In 1999-2000, my academic dean asked me to pursue an online adjunct position to investigate the online learning platform. After a round of applications, I accepted my first online teaching assignment and remain an online part-time faculty member at the same institution that put me on payroll! I have worked with other institutions simultaneously; however, as my entrepreneurial interests have grown, I have cut back my online teaching activities to the one that started the process for me. The online teaching experience continues to provide me with the challenge and reward only found in this kind of higher education delivery platform.
3) As an educator, what do you regard as your greatest professional achievement so far, and what impact has it had on you?
Whether on-ground or online, my greatest professional achievement as an educator has to be serving as a mentor and participating in the excitement of each one of my doctoral mentee’s degree completion. My doctoral mentor remains a mentor to me, a friend to me, and a light of inspiration. His impact remains in my life as I mentor my own students and my mentees’ continuing relationship with me fulfills my desire to be the type of professional that my mentor’s example set for me.
4) Online programs have really expanded in the last few years. In your opinion, what are the benefits of online learning and what does it take to succeed in an online class?
The benefits outweigh the non-benefits; however, online programs do not meet everyone’s needs as a student. Success weighs heavily on realistic expectations on the part of the student and many excellent students do not fit in the online classroom. It’s not a lack of talent or drive; it simply is the mismatch between their expectations about time management, workload, personal responsibility, and communication protocols with colleagues and instructors that create an unpleasant experience for everyone concerned. As much as the benefits might be viewed simplistically (the only difference in an online versus on-ground program is the ‘show up in a seat factor’), the online learning environment works ‘best’ for the student who takes the time to investigate its reality with instructors, students, and administrators before he or she makes the commitment.

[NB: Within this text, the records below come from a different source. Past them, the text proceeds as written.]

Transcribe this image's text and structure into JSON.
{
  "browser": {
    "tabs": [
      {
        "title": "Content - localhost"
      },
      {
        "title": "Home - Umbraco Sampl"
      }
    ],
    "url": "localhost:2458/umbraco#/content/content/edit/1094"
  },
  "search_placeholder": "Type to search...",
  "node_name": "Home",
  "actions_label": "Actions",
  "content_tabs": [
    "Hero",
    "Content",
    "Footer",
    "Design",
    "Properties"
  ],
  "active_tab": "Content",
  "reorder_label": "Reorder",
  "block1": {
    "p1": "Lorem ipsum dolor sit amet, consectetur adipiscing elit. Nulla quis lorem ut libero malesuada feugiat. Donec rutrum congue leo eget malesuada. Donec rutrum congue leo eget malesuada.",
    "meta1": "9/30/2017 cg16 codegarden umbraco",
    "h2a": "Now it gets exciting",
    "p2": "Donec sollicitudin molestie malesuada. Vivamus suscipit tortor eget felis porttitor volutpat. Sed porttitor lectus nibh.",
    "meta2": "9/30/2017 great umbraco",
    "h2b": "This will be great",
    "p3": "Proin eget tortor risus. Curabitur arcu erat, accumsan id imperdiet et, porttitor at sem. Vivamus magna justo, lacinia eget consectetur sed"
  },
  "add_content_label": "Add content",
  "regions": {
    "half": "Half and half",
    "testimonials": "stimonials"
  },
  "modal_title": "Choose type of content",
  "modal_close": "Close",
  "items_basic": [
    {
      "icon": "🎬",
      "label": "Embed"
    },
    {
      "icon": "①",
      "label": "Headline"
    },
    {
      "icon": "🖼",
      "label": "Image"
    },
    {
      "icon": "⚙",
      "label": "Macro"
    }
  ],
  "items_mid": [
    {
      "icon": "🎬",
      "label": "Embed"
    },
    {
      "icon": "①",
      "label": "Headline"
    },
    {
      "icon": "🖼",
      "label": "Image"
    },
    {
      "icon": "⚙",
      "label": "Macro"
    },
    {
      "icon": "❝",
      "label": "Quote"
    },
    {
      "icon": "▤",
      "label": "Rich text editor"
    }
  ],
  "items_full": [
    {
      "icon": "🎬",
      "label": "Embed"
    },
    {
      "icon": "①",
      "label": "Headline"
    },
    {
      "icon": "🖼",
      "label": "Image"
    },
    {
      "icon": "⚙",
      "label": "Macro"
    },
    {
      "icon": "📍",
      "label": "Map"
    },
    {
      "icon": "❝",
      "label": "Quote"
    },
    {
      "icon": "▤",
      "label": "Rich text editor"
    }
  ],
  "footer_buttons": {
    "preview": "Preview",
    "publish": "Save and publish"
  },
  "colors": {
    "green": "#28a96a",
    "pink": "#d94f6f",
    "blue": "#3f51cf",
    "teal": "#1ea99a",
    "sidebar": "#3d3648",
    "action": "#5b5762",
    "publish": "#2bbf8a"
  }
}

5) What are some exciting developments in higher education and online education delivery?
Technology continues to bring new opportunities ‘to learn with and learn from’ for instructors and students. If I want to hold a webinar, I can. If I want to use the technology to talk ‘face to face’, we can. When I started, we had the computer, a predominantly static environment, and no expectations of talking with each other. Now, we chat by phone, by text, by Skype, and often, we find ways to meet because we want to! I travel to meet my doctoral students when possible; they travel to meet me. The exciting development of higher education continues to be technology’s effect on the desire to connect outside the expectations of the online platform.

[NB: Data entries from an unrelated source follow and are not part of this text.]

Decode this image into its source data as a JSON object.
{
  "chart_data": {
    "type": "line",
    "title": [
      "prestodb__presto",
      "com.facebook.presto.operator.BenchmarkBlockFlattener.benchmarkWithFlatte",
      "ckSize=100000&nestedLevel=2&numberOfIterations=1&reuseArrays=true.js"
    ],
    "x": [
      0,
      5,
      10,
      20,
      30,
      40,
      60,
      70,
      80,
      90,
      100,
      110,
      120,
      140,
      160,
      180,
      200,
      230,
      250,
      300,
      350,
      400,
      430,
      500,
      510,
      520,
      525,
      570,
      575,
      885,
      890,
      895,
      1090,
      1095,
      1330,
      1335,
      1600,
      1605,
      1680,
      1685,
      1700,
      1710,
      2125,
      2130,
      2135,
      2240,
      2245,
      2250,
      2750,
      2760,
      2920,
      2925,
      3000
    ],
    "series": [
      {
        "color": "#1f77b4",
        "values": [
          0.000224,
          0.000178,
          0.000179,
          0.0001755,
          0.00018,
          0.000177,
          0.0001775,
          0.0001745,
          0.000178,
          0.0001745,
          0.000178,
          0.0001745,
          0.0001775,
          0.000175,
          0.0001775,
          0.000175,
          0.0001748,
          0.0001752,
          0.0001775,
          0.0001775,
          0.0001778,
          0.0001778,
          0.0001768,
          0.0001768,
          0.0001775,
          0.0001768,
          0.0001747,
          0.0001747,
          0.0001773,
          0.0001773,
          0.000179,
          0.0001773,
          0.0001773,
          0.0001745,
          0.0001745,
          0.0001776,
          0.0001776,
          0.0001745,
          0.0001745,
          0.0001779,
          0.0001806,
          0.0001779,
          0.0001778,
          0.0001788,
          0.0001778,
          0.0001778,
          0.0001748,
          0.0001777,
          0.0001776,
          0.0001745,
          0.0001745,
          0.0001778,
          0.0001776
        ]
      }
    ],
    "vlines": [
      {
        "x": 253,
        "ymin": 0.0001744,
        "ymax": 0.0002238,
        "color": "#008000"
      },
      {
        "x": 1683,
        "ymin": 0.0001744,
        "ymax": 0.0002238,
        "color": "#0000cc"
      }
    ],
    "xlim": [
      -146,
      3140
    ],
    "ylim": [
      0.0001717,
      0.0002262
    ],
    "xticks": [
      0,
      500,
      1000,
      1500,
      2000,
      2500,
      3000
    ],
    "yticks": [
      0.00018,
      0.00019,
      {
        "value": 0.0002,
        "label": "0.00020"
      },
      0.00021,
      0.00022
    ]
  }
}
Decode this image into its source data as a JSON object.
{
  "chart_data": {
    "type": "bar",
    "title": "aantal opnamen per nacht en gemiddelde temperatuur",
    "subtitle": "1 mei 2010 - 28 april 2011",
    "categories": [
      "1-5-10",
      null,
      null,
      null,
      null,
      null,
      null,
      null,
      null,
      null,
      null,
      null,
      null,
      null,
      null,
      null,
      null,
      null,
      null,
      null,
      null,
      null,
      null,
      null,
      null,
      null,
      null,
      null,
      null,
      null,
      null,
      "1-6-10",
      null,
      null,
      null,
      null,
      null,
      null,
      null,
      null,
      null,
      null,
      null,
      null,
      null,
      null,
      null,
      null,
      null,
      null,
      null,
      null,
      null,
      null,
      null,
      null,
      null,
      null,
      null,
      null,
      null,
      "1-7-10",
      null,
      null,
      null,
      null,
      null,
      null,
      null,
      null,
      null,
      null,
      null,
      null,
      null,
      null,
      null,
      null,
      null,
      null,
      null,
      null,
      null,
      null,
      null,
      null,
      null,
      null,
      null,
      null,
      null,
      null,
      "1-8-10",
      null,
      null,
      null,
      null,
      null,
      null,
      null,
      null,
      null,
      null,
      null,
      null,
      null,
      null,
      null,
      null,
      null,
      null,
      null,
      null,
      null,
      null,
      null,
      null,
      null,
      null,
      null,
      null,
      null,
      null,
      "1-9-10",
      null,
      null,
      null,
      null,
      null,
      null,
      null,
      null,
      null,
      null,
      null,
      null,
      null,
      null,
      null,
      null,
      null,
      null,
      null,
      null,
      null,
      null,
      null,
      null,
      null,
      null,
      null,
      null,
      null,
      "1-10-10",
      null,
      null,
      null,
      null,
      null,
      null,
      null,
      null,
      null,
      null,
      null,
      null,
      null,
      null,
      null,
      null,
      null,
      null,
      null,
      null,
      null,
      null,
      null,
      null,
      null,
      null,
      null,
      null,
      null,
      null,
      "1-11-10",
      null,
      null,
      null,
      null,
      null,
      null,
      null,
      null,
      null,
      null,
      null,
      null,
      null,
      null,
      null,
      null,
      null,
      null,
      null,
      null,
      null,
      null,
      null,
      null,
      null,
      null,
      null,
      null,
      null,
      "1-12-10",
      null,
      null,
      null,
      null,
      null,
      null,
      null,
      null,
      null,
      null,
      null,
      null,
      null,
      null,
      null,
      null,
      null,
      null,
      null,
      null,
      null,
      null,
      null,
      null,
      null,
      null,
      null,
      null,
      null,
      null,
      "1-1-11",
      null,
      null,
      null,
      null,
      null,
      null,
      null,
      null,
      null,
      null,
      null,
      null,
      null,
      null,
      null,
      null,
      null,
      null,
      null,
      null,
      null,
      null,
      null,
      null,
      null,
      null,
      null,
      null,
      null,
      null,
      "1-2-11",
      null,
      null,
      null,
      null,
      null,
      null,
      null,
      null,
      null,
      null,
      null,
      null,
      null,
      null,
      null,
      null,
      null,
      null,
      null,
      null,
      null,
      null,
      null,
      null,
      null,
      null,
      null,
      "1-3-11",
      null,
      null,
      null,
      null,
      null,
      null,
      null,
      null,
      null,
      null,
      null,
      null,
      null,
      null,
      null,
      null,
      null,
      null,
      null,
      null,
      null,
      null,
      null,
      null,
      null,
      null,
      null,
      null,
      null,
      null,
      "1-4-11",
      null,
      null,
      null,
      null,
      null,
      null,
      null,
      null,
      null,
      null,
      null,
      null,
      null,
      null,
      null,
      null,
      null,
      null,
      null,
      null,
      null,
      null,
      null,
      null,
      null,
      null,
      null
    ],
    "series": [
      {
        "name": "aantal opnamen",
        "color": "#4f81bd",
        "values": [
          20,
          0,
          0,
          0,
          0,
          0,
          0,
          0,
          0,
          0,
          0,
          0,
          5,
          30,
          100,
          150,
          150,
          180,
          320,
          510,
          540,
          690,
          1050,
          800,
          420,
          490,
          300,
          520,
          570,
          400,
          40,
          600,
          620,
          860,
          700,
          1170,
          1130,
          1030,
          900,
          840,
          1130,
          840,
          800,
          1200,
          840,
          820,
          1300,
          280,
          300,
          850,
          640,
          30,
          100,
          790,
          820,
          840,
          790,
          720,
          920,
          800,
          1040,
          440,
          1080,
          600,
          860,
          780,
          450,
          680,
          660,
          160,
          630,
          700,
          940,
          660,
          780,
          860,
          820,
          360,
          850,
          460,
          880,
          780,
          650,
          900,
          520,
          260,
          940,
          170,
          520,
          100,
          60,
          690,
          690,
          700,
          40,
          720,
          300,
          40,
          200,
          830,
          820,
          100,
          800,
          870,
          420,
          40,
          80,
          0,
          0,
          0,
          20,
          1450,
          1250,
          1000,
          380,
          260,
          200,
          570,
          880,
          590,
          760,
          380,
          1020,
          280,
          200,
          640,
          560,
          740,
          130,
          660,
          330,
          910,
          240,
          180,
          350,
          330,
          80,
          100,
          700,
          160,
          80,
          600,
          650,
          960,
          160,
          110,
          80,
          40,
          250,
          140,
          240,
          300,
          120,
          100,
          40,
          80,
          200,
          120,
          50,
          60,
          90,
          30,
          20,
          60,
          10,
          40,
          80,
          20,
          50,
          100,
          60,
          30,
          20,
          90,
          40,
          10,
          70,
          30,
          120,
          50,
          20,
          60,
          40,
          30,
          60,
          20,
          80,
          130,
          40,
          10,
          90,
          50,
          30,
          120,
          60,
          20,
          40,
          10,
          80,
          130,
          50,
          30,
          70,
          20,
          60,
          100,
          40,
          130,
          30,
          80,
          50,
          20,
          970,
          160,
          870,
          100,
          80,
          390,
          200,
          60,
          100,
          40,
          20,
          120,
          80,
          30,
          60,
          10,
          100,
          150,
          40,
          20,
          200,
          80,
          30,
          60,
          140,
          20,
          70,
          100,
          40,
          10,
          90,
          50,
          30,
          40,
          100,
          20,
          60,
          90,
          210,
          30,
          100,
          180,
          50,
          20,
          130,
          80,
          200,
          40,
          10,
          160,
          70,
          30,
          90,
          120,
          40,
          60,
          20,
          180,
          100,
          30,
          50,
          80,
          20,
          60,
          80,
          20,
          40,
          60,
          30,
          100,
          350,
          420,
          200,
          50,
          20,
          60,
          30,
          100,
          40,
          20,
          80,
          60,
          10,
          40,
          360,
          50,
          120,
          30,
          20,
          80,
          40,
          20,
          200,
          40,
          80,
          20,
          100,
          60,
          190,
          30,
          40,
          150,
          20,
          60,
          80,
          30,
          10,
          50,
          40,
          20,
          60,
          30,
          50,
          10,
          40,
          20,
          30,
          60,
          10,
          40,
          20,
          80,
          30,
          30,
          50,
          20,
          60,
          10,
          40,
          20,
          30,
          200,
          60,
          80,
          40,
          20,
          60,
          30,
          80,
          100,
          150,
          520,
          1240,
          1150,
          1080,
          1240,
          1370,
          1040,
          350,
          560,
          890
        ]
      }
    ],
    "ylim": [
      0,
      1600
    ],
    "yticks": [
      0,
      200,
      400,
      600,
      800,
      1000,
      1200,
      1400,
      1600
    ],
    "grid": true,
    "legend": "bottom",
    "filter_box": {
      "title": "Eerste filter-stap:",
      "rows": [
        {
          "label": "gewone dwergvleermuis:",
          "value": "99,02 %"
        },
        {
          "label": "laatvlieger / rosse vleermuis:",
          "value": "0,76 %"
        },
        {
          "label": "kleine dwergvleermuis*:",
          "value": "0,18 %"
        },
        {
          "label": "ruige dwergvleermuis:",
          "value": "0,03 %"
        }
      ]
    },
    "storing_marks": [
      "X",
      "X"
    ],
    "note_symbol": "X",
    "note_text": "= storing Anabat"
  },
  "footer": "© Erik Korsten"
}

6) What advice do you have for someone interested in pursuing their PhD online?
First, be sure that you want to pursue the doctoral degree to completion. Ultimately, the only sustaining driver to completion is the student’s own vision of completing the pinnacle degree in his or her field. I ask a possible student if he or she feels ‘the charcoal burning in the gut’. In other words, can you imagine your life being fulfilled if you do not pursue and complete this degree? If the answer is ‘yes, I can imagine fulfillment without the degree’, that student is not ready for the sacrifices and challenges of a PhD. Second, as I mentioned before, a student should talk to other online doctoral learners currently in a program, those who have completed a program, and those who dropped out of a program. Talking to instructors and administrators only provides more opportunity to gather a realistic picture of a doctoral journey that has no guarantee of ever meeting colleagues, faculty members, or dissertation mentors. After investing that time and effort and you decide to join an online doctoral community, I wish you nothing but success. It will change your life!